Jim Parton of Families Need Fathers says: "Matt's been made to look respectable by Real FforJ, and every terrorist wants to turn statesman."
O'Connor agrees with that assessment. "I am doing a bit of Gerry Adams stuff, yeah. I'm trying to clean up my act and get my people under control." For O'Connor the time has come to slip out of the superhero outfits and into suits to meet with politicians.
Exactly, says Jeff Skinner, spokesman for Real FforJ. "I think old F4J has gone soft." He asks why F4J were so quiet when the general election was held, then he provides his own answer - they have sold out.
"Hopefully, we can learn from mistakes they made and become a stronger group by not making the same errors twice. We would hope over a short period of time that we would swallow the old group up."
How many members of Real FforJ are there? "Oh, it's very difficult to put a number on it," Skinner says sheepishly. "The honest answer is hardly any because we've just launched a membership drive."
The fathers' movement is facing a crunch time. While F4J undoubtedly seized the headlines, what has it actually achieved? Attitudes may have shifted, politicians are listening, but the only substantial legal change for fathers has been the right to six months' paternity leave - which was never on F4J's agenda in the first place. Over the past few months, there have been various actions (invading the Big Brother studio, scaling Westminster, marching through London with beds to campaign for overnight staying contact between children and fathers after separation) but the stunts seem stale. Meanwhile, almost imperceptibly, Jack O'Sullivan's woolly New Labourish fathering ideals have become mainstream.
Back in Suffolk, O'Connor is talking about the future. He is sure that post-purge, F4J is on the verge of achieving political credibility and a change in the law. But he does not see F4J as a lifelong project. He is talking about establishing a new political party and a possible alliance with the gay rights campaigner Peter Tatchell, a campaigning hero of his, and the Countryside Alliance. "What I want to do is create something where we're defending people's basic civil liberties. Protecting liberties of the people in this country with a written constitution. Our way of life is under attack."
And then there is the autobiography, and the movie of his life. He isn't joking. He has just sold his life story to Buena Vista for a biopic. This, he says, will hopefully be his reward for all the hours he has put into F4J.

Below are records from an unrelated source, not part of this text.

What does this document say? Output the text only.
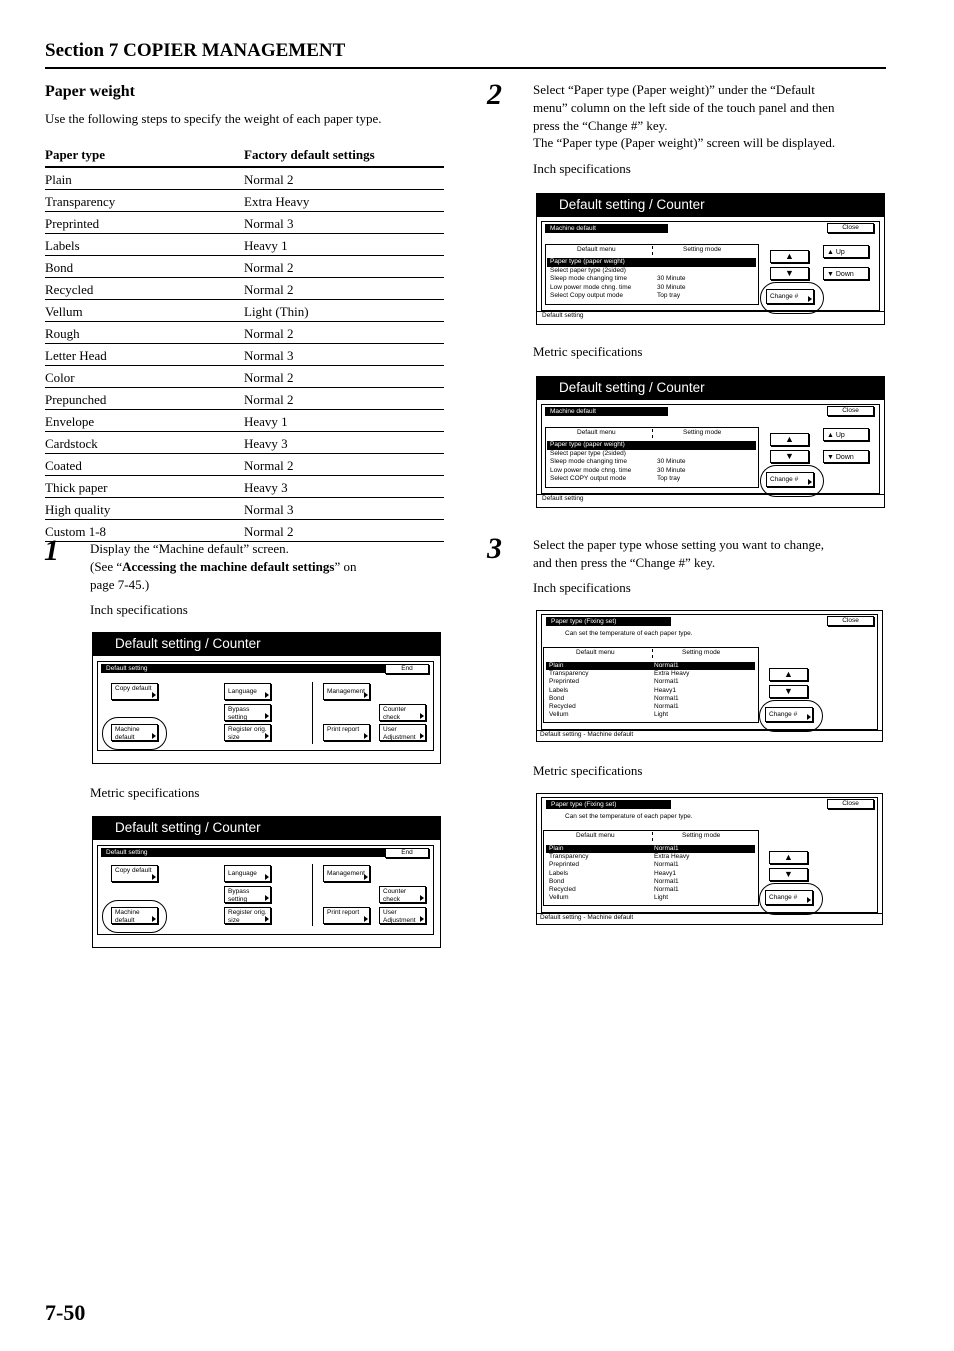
Section 7 COPIER MANAGEMENT
Paper weight
Use the following steps to specify the weight of each paper type.
Paper type	Factory default settings
Plain	Normal 2
Transparency	Extra Heavy
Preprinted	Normal 3
Labels	Heavy 1
Bond	Normal 2
Recycled	Normal 2
Vellum	Light (Thin)
Rough	Normal 2
Letter Head	Normal 3
Color	Normal 2
Prepunched	Normal 2
Envelope	Heavy 1
Cardstock	Heavy 3
Coated	Normal 2
Thick paper	Heavy 3
High quality	Normal 3
Custom 1-8	Normal 2
1 Display the “Machine default” screen.
(See “Accessing the machine default settings” on
page 7-45.)
Inch specifications
Metric specifications
2 Select “Paper type (Paper weight)” under the “Default
menu” column on the left side of the touch panel and then
press the “Change #” key.
The “Paper type (Paper weight)” screen will be displayed.
Inch specifications
Metric specifications
3 Select the paper type whose setting you want to change,
and then press the “Change #” key.
Inch specifications
Metric specifications
Default setting / Counter
Default setting	End
Copy default	Language	Management
Bypass setting
Counter check
Machine default
Register orig. size
Print report	User Adjustment
Default setting / Counter
Default setting	End
Copy default	Language	Management
Bypass setting
Counter check
Machine default
Register orig. size
Print report	User Adjustment
Default setting / Counter
Machine default	Close
Default menu	Setting mode
Paper type (paper weight)
Select paper type (2sided)
Sleep mode changing time	30 Minute
Low power mode chng. time	30 Minute
Select Copy output mode	Top tray
▲
▼
▲ Up
▼ Down
Change #
Default setting
Default setting / Counter
Machine default	Close
Default menu	Setting mode
Paper type (paper weight)
Select paper type (2sided)
Sleep mode changing time	30 Minute
Low power mode chng. time	30 Minute
Select COPY output mode	Top tray
▲
▼
▲ Up
▼ Down
Change #
Default setting
Paper type (Fixing set)	Close
Can set the temperature of each paper type.
Default menu	Setting mode
Plain	Normal1
Transparency	Extra Heavy
Preprinted	Normal1
Labels	Heavy1
Bond	Normal1
Recycled	Normal1
Vellum	Light
▲
▼
Change #
Default setting - Machine default
Paper type (Fixing set)	Close
Can set the temperature of each paper type.
Default menu	Setting mode
Plain	Normal1
Transparency	Extra Heavy
Preprinted	Normal1
Labels	Heavy1
Bond	Normal1
Recycled	Normal1
Vellum	Light
▲
▼
Change #
Default setting - Machine default
7-50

Skinner at Real FforJ says O'Connor has been talking about the biopic for years. "It's no secret that he always wanted to sell his story for a film, and it would make a fantastic film." But he doubts whether it is going to happen in the immediate future. "The only way you can sell it as a film is if you've got a happy ending; if you achieve what you set out to achieve. And Matt O'Connor hasn't managed to do that. He hasn't managed to get the law changed."